NAPOLEON BONAPARTE (3)

LE GRAND EMPIRE  OU L’EUROPE AUX PIEDS DE BONAPARTE


Entre 1805 et 1807, l’Europe Centrale subit l’écrasant essor des armées napoléoniennes, emmenées par le génie militaire de l’empereur Bonaparte.

C’est la rivalité politique et économique avec l’Angleterre qui marqua la politique extérieure de Napoléon, dès son sacre d’empereur des Français. D’un côté, une nouvelle coalition anti-française autour de l’Angleterre, avec la Russie, l’Autriche, la Suède et Naples, coalition définitivement créée en août 1805. De l’autre, l’Espagne et les Etats Allemands méridionaux se trouvaient aux côtés de Napoléon.

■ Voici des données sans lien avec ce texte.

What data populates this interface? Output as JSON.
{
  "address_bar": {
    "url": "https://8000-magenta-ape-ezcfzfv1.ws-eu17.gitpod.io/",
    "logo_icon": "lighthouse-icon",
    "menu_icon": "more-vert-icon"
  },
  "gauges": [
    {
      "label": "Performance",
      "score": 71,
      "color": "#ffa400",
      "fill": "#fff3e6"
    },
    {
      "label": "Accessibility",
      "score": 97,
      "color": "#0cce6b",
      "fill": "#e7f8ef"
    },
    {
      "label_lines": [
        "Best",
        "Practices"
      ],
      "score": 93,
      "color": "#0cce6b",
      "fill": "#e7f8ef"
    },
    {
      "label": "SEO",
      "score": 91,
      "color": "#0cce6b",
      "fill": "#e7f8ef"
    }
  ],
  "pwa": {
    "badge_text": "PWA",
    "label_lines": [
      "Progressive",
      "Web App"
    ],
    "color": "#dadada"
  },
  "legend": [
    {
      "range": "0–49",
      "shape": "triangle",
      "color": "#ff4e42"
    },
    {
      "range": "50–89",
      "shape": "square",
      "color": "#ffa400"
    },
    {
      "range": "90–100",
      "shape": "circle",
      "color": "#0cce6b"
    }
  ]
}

La Prusse, qui penchait vers la coalition menée par l’Angleterre, préféra signer la paix après avoir été défaite en Autriche (1).
La défaite navale de Trafalgar, le 21 octobre 1805, où la flotte britannique mis en déroute la flotte franco-espagnole qui lui était pourtant supérieure, obligea Napoléon à renoncer à sa première idée d’envahir  les îles britanniques. Il décida d’abord de soumettre les alliés des Anglais sur le continent, puis il attaquerait  l’Angleterre.

Ce qu’il fit, méthodiquement.
Il vainquit à Austerlitz (2) les armées austro-russes, le 2 décembre 1805. Peu après, en 1806, Napoléon s’empara du royaume de Naples, sur le trône duquel il plaça son frère Joseph, puis plus tard son beau-frère Murat. Après ces victoires, le 12 juillet 1806 à Paris, les princes Allemands se défirent entièrement de leurs liens avec le Saint-Empire germanique et créèrent la Confédération du Rhin, nouvelle organisation territoriale placée sous protectorat français.

Le roi de Prusse prit alors le parti de la guerre, exigeant  le retrait des troupes françaises consignées sur la rive droite du Rhin et la dissolution de la Confédération. Dès octobre 1806, Napoléon marcha sur la Thuringe. Après avoir écrasé à Iéna (3) et Auerstädt (4) les troupes de Frédéric Guillaume III, Napoléon entrait triomphalement dans Berlin le 27 octobre 1806.  Poursuivant son avantage, Napoléon pénétra en Prusse orientale et vainquit les troupes tsaristes lors des batailles d’Eylau (5), Heilsberg (6) et de Friedland (7). Le tsar se déclara alors prêt à négocier avec les Français et signa avec Napoléon la paix de Tilsit, le 8 juillet 1807.
Napoléon atteignait le faîte de son pouvoir sur le continent.
En 1807, la domination française s’étendait en Italie, en Suisse, en Hollande, dans toute la Confédération du Rhin et dans la péninsule Ibérique.
L’organisation politique des Etats vassaux prenait des formes variées. Soit ils conservaient s leur  propre régime, soit ils étaient intégrés au système départemental (8), soit ils étaient réorganisés et donnaient naissance à de nouveaux royaumes.
Entre 1810 et 1812, la France contrôla l’ensemble du continent européen, à l’exception de la péninsule Balkanique. Tous les territoires des Etats européens, dominés personnellement par l’empereur ou placés sous l’autorité d’un roi membre de la famille de Napoléon (Westphalie, Hollande, Naples, Espagne) formèrent le Grand Empire.

(à suivre)

 

(1) Ulm (20 octobre 1805). Première grande victoire de la campagne de 1805. L’empereur ne perdit que 130 soldats et fit 20 000 prisonniers autrichiens lors du siège d’Ulm.

(2) Austerlitz (2 décembre 1805). Lors de la « bataille des Trois Empereurs », le génie de Napoléon vint à bout de l’armée austro-russe, six fois plus importante que la sienne.

(3) Iéna (14 octobre 1806). Sans la couverture de l’artillerie, les fantassins prirent d’assaut  l’inexpugnable colline d’Iéna, où avaient trouvé refuge les troupes prussiennes.

(4) Auerstädt (14 octobre 1806). Le maréchal Davout vainquit le duc de Brunswick. Ce fut la plus grande victoire remportée par un maréchal de Napoléon.

(5) Eylau (8 février 1807). Bataille au résultat indécis. Napoléon gagna la partie face au russe Bennigsen. Au total, elle fit plus de 40 000 morts.

(6) Heilsberg (10 juin 1807). Prélude à la bataille décisive de Friedland. Napoléon bloqua l’avancée des Russes qui se réfugièrent à Heilsberg.

(7) Friedland (14 juin 1807). L’armée repoussa le général Bennigsen à Friedland, où les Russes se défendirent  courageusement mais capitulèrent.

(8) De 83 départements français créés par l’Assemblée Constituante, on passa à 130 en 1810.